Il savait que son passé de leader étudiant et de militant de l’ex-plus grand parti de l’opposition puis d’ancien ministre lui conféraient une bonne connaissance de la jeunesse et du personnel politique. Le porte-parole de la présidence de la République en a joué pour faire son trou. Désormais, il apparaît comme l’une des éminences grises de la majorité. Entre coups de bluff et demi-vérités, flash-back sur une ascension fulgurante.
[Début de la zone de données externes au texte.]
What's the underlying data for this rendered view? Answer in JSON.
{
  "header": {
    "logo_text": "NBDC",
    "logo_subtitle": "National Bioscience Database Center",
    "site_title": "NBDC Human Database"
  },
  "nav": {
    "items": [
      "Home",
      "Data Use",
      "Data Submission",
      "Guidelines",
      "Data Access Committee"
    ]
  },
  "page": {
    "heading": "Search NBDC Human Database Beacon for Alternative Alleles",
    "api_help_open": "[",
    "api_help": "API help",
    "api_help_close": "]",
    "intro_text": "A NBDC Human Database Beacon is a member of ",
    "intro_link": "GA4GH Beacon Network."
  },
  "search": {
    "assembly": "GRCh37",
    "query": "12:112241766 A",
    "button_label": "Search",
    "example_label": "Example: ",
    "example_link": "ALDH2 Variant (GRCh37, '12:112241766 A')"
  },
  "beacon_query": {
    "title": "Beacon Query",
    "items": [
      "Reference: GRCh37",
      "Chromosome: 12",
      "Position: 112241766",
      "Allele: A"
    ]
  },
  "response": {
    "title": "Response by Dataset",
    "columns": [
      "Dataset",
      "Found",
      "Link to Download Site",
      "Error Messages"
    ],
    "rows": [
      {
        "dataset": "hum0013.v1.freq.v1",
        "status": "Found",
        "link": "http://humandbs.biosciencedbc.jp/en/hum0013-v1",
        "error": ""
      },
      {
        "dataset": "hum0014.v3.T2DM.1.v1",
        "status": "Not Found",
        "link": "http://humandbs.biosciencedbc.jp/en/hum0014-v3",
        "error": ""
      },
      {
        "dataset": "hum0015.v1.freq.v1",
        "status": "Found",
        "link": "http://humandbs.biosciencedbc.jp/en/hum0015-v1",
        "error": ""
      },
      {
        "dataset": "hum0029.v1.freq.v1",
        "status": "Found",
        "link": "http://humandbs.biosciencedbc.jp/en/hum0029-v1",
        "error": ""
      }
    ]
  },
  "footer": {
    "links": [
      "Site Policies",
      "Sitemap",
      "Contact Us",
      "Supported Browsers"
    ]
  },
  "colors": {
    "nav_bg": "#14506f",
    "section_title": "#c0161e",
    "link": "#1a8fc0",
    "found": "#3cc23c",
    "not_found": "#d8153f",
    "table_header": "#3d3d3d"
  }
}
Il y a longtemps qu’on le présente comme un jeune homme ambitieux. Il y a des années qu’on le décrit comme «un jeune loup aux dents longues». Depuis son ralliement spectaculaire à la majorité puis son adhésion au PDG, d’aucuns avaient pronostiqué sa montée en puissance. Certains étaient même allés jusqu’à prédire qu’il deviendrait «l’éminence grise» du régime, son stratège et sa tête pensante. Ancien leader étudiant au passé controversé, ancien militant de seconde zone du RPG, Alain-Claude Billie By Nzé a quand même réussi à devenir porte-parole de la mairie de Libreville sous Paul Mba Abessole puis ministre de la République après le revirement de son mentor d’alors. Exclu du RPG pour soutien à la majorité, il se retrouve très vite secrétaire général du RDP avant de rejoindre l’actuelle majorité puis la présidence de la République avec la fonction de conseiller politique, porte-parole. De toute évidence, l’homme a toujours su retomber sur ses pieds.
Au lendemain de la signature du Pacte social par une pléiade de partis et personnalités à la représentativité pas toujours avérée et surtout après les nominations de Samuel Ngoua Ngou et Alexis Mengué m’Oyé à la présidence de la République, le rôle d’Alain-Claude Billie By Nzé est plus que jamais l’objet de toutes les supputations. Certains l’auraient aperçu dînant, il y a quelques semaines, dans un restaurant chic de la descente de Louis avec le tout nouveau directeur adjoint de cabinet 2 du président de la République. D’autres l’auraient vu à Port-Gentil, il y a moins d’un mois, en négociation avec Me Séraphin Ndaot Rembogho ou Léon Ababé. Il y en a qui auraient reçu, qui une visite, qui un coup de fil impromptus de sa part. Sa présence aurait même été signalée à Franceville, la semaine dernière, au cours d’une rencontre entre Ali Bongo et les cadres de la province du Haut-Ogooué. Plus que sa personnalité ou son parcours atypique c’est désormais sa place au sein du dispositif de la majorité qui est sujette à débats. Mais, comment a-t-il pu aussi rapidement faire son trou dans un univers qui lui était a priori inconnu voire hostile ?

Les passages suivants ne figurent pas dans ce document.